Multimodal large language models (MLLMs) face two key bottlenecks in video spatiotemporal grounding: inaccurate frame-level spatiotemporal feature extraction and misalignment between visual tokens and spatial coordinates. To address these, we propose Uni-STG—a unified framework introducing a novel spatiotemporal-aware interleaved query mechanism and a query-guided spatial decoder for fine-grained, frame-level spatiotemporal coordinate alignment. We further construct Uni-STG, the first large-scale unified spatiotemporal grounding dataset (480K samples), and introduce video frame feature alignment alongside multi-task joint training. Evaluated across 11 diverse benchmarks—including temporal localization, spatial detection, spatiotemporal grounding, and general video understanding—Uni-STG achieves state-of-the-art performance on all, significantly advancing MLLMs’ spatiotemporal joint reasoning capability.
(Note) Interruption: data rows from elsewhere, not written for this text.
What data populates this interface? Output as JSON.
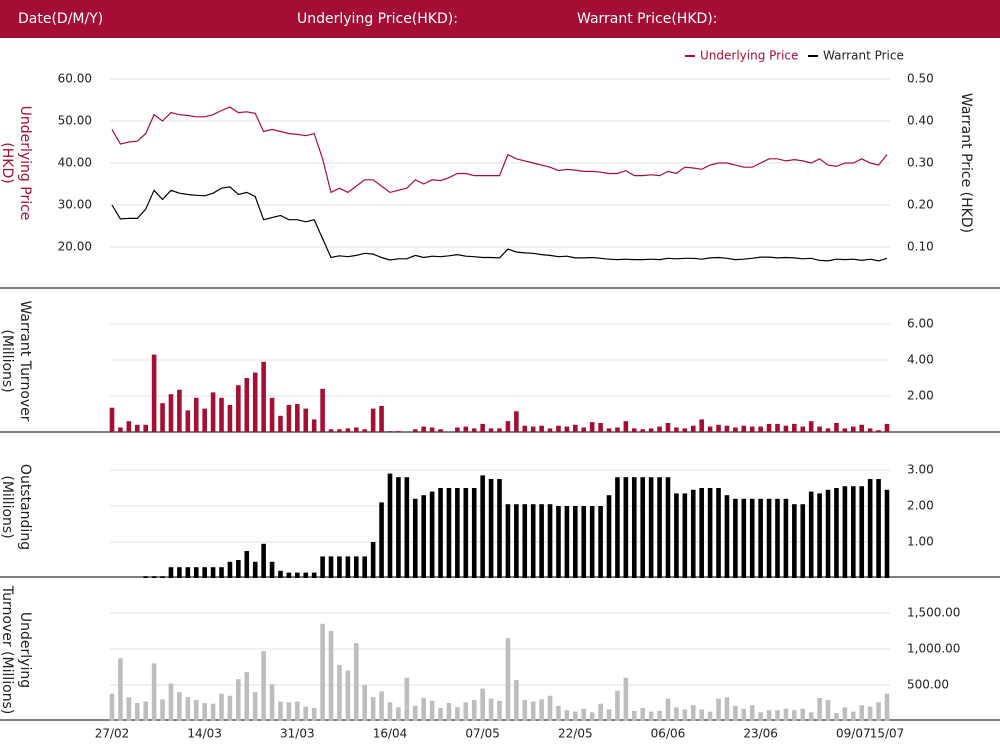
{
  "header": {
    "fields": [
      "Date(D/M/Y)",
      "Underlying Price(HKD):",
      "Warrant Price(HKD):"
    ]
  },
  "chart_data": [
    {
      "type": "line",
      "y_title": [
        "Underlying Price",
        "(HKD)"
      ],
      "y2_title": [
        "Warrant  Price (HKD)"
      ],
      "legend": "top-right",
      "grid": true,
      "ylim": [
        15,
        65
      ],
      "yticks": [
        {
          "value": 20,
          "label": "20.00"
        },
        {
          "value": 30,
          "label": "30.00"
        },
        {
          "value": 40,
          "label": "40.00"
        },
        {
          "value": 50,
          "label": "50.00"
        },
        {
          "value": 60,
          "label": "60.00"
        }
      ],
      "y2lim": [
        0.05,
        0.55
      ],
      "y2ticks": [
        {
          "value": 0.1,
          "label": "0.10"
        },
        {
          "value": 0.2,
          "label": "0.20"
        },
        {
          "value": 0.3,
          "label": "0.30"
        },
        {
          "value": 0.4,
          "label": "0.40"
        },
        {
          "value": 0.5,
          "label": "0.50"
        }
      ],
      "series": [
        {
          "name": "Underlying Price",
          "color": "#a50f34",
          "axis": "y",
          "values": [
            48,
            44.5,
            45,
            45.2,
            47,
            51.5,
            50,
            52,
            51.5,
            51.3,
            51,
            51,
            51.5,
            52.5,
            53.3,
            52,
            52.2,
            51.8,
            47.5,
            48,
            47.5,
            47,
            46.8,
            46.5,
            47,
            41,
            33,
            34,
            33,
            34.5,
            36,
            36,
            34.5,
            33,
            33.5,
            34,
            36,
            35,
            36,
            35.8,
            36.5,
            37.5,
            37.5,
            37,
            37,
            37,
            37,
            42,
            41,
            40.5,
            40,
            39.5,
            39,
            38.2,
            38.5,
            38.3,
            38,
            38,
            37.8,
            37.5,
            37.5,
            38.2,
            37,
            37,
            37.2,
            37,
            38,
            37.5,
            39,
            38.8,
            38.5,
            39.5,
            40,
            40,
            39.5,
            39,
            39,
            40,
            41,
            41,
            40.5,
            40.8,
            40.5,
            40,
            41,
            39.5,
            39.2,
            40,
            40,
            41,
            40,
            39.5,
            42
          ]
        },
        {
          "name": "Warrant Price",
          "color": "#000000",
          "axis": "y2",
          "values": [
            0.2,
            0.167,
            0.168,
            0.168,
            0.19,
            0.235,
            0.213,
            0.235,
            0.228,
            0.225,
            0.223,
            0.222,
            0.228,
            0.24,
            0.243,
            0.225,
            0.23,
            0.22,
            0.165,
            0.17,
            0.175,
            0.165,
            0.165,
            0.16,
            0.165,
            0.12,
            0.075,
            0.079,
            0.077,
            0.08,
            0.085,
            0.083,
            0.075,
            0.069,
            0.072,
            0.072,
            0.08,
            0.075,
            0.078,
            0.077,
            0.079,
            0.082,
            0.078,
            0.077,
            0.075,
            0.075,
            0.074,
            0.095,
            0.088,
            0.086,
            0.085,
            0.082,
            0.08,
            0.077,
            0.078,
            0.074,
            0.074,
            0.075,
            0.073,
            0.071,
            0.07,
            0.071,
            0.07,
            0.07,
            0.071,
            0.07,
            0.073,
            0.072,
            0.073,
            0.073,
            0.071,
            0.074,
            0.075,
            0.073,
            0.07,
            0.071,
            0.073,
            0.076,
            0.076,
            0.074,
            0.075,
            0.074,
            0.072,
            0.073,
            0.068,
            0.067,
            0.071,
            0.07,
            0.071,
            0.068,
            0.071,
            0.067,
            0.073
          ]
        }
      ]
    },
    {
      "type": "bar",
      "y_title": [
        "Warrant  Turnover",
        "(Millions)"
      ],
      "color": "#a50f34",
      "grid": true,
      "ylim": [
        0,
        7
      ],
      "yticks": [
        {
          "value": 2,
          "label": "2.00"
        },
        {
          "value": 4,
          "label": "4.00"
        },
        {
          "value": 6,
          "label": "6.00"
        }
      ],
      "values": [
        1.35,
        0.25,
        0.6,
        0.4,
        0.4,
        4.3,
        1.6,
        2.1,
        2.35,
        1.2,
        1.9,
        1.3,
        2.2,
        1.9,
        1.5,
        2.6,
        3,
        3.3,
        3.9,
        1.9,
        0.9,
        1.5,
        1.55,
        1.3,
        0.7,
        2.4,
        0.15,
        0.15,
        0.2,
        0.25,
        0.15,
        1.3,
        1.45,
        0.05,
        0.05,
        0,
        0.15,
        0.3,
        0.25,
        0.15,
        0,
        0.25,
        0.3,
        0.2,
        0.45,
        0.2,
        0.2,
        0.6,
        1.15,
        0.35,
        0.3,
        0.35,
        0.2,
        0.35,
        0.3,
        0.4,
        0.25,
        0.55,
        0.5,
        0.2,
        0.25,
        0.6,
        0.2,
        0.15,
        0.2,
        0.3,
        0.5,
        0.25,
        0.2,
        0.35,
        0.7,
        0.3,
        0.4,
        0.35,
        0.25,
        0.35,
        0.3,
        0.3,
        0.45,
        0.45,
        0.35,
        0.45,
        0.3,
        0.6,
        0.3,
        0.2,
        0.5,
        0.2,
        0.3,
        0.4,
        0.2,
        0.1,
        0.45
      ]
    },
    {
      "type": "bar",
      "y_title": [
        "Outstanding",
        "(Millions)"
      ],
      "color": "#000000",
      "grid": true,
      "ylim": [
        0,
        3.5
      ],
      "yticks": [
        {
          "value": 1,
          "label": "1.00"
        },
        {
          "value": 2,
          "label": "2.00"
        },
        {
          "value": 3,
          "label": "3.00"
        }
      ],
      "values": [
        0,
        0,
        0,
        0,
        0.05,
        0.05,
        0.05,
        0.3,
        0.3,
        0.3,
        0.3,
        0.3,
        0.3,
        0.3,
        0.45,
        0.5,
        0.75,
        0.45,
        0.95,
        0.45,
        0.2,
        0.15,
        0.15,
        0.15,
        0.15,
        0.6,
        0.6,
        0.6,
        0.6,
        0.6,
        0.6,
        1,
        2.1,
        2.9,
        2.8,
        2.8,
        2.2,
        2.3,
        2.4,
        2.5,
        2.5,
        2.5,
        2.5,
        2.5,
        2.85,
        2.75,
        2.75,
        2.05,
        2.05,
        2.05,
        2.05,
        2.05,
        2.05,
        2,
        2,
        2,
        2,
        2,
        2,
        2.3,
        2.8,
        2.8,
        2.8,
        2.8,
        2.8,
        2.8,
        2.8,
        2.35,
        2.35,
        2.45,
        2.5,
        2.5,
        2.5,
        2.3,
        2.2,
        2.2,
        2.2,
        2.2,
        2.2,
        2.2,
        2.2,
        2.05,
        2.05,
        2.4,
        2.35,
        2.45,
        2.5,
        2.55,
        2.55,
        2.55,
        2.75,
        2.75,
        2.45
      ]
    },
    {
      "type": "bar",
      "y_title": [
        "Underlying",
        "Turnover (Millions)"
      ],
      "color": "#bdbdbd",
      "grid": true,
      "ylim": [
        0,
        1750
      ],
      "yticks": [
        {
          "value": 500,
          "label": "500.00"
        },
        {
          "value": 1000,
          "label": "1,000.00"
        },
        {
          "value": 1500,
          "label": "1,500.00"
        }
      ],
      "categories": [
        "27/02",
        null,
        null,
        null,
        null,
        null,
        null,
        null,
        null,
        null,
        null,
        "14/03",
        null,
        null,
        null,
        null,
        null,
        null,
        null,
        null,
        null,
        null,
        "31/03",
        null,
        null,
        null,
        null,
        null,
        null,
        null,
        null,
        null,
        null,
        "16/04",
        null,
        null,
        null,
        null,
        null,
        null,
        null,
        null,
        null,
        null,
        "07/05",
        null,
        null,
        null,
        null,
        null,
        null,
        null,
        null,
        null,
        null,
        "22/05",
        null,
        null,
        null,
        null,
        null,
        null,
        null,
        null,
        null,
        null,
        "06/06",
        null,
        null,
        null,
        null,
        null,
        null,
        null,
        null,
        null,
        null,
        "23/06",
        null,
        null,
        null,
        null,
        null,
        null,
        null,
        null,
        null,
        null,
        "09/07",
        null,
        null,
        null,
        "15/07"
      ],
      "values": [
        380,
        870,
        330,
        250,
        270,
        800,
        300,
        520,
        400,
        330,
        290,
        250,
        240,
        380,
        350,
        580,
        680,
        400,
        970,
        510,
        270,
        260,
        270,
        200,
        180,
        1350,
        1250,
        780,
        700,
        1080,
        500,
        330,
        410,
        260,
        190,
        600,
        210,
        320,
        280,
        180,
        250,
        190,
        260,
        290,
        450,
        310,
        280,
        1150,
        570,
        290,
        270,
        300,
        350,
        210,
        150,
        130,
        170,
        120,
        240,
        160,
        420,
        600,
        140,
        180,
        130,
        140,
        310,
        190,
        160,
        220,
        160,
        130,
        310,
        330,
        210,
        170,
        220,
        120,
        150,
        150,
        170,
        150,
        170,
        120,
        320,
        290,
        110,
        190,
        130,
        220,
        200,
        260,
        380
      ]
    }
  ]
}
Multimodal large language models (MLLMs) have made remarkable progress in either temporal or spatial localization. However, they struggle to perform spatio-temporal video grounding. This limitation stems from two major challenges. Firstly, it is difficult to extract accurate spatio-temporal information of each frame in the video. Secondly, the substantial number of visual tokens makes it challenging to precisely map visual tokens of each frame to their corresponding spatial coordinates. To address these issues, we introduce SpaceVLLM, a MLLM endowed with spatio-temporal video grounding capability. Specifically, we adopt a set of interleaved Spatio-Temporal Aware Queries to capture temporal perception and dynamic spatial information. Moreover, we propose a Query-Guided Space Decoder to establish a corresponding connection between the queries and spatial coordinates. Additionally, due to the lack of spatio-temporal datasets, we construct the Unified Spatio-Temporal Grounding (Uni-STG) dataset, comprising 480K instances across three tasks. This dataset fully exploits the potential of MLLM to simultaneously facilitate localization in both temporal and spatial dimensions. Extensive experiments demonstrate that SpaceVLLM achieves the state-of-the-art performance across 11 benchmarks covering temporal, spatial, spatio-temporal and video understanding tasks, highlighting the effectiveness of our approach. Our code, datasets and model will be released.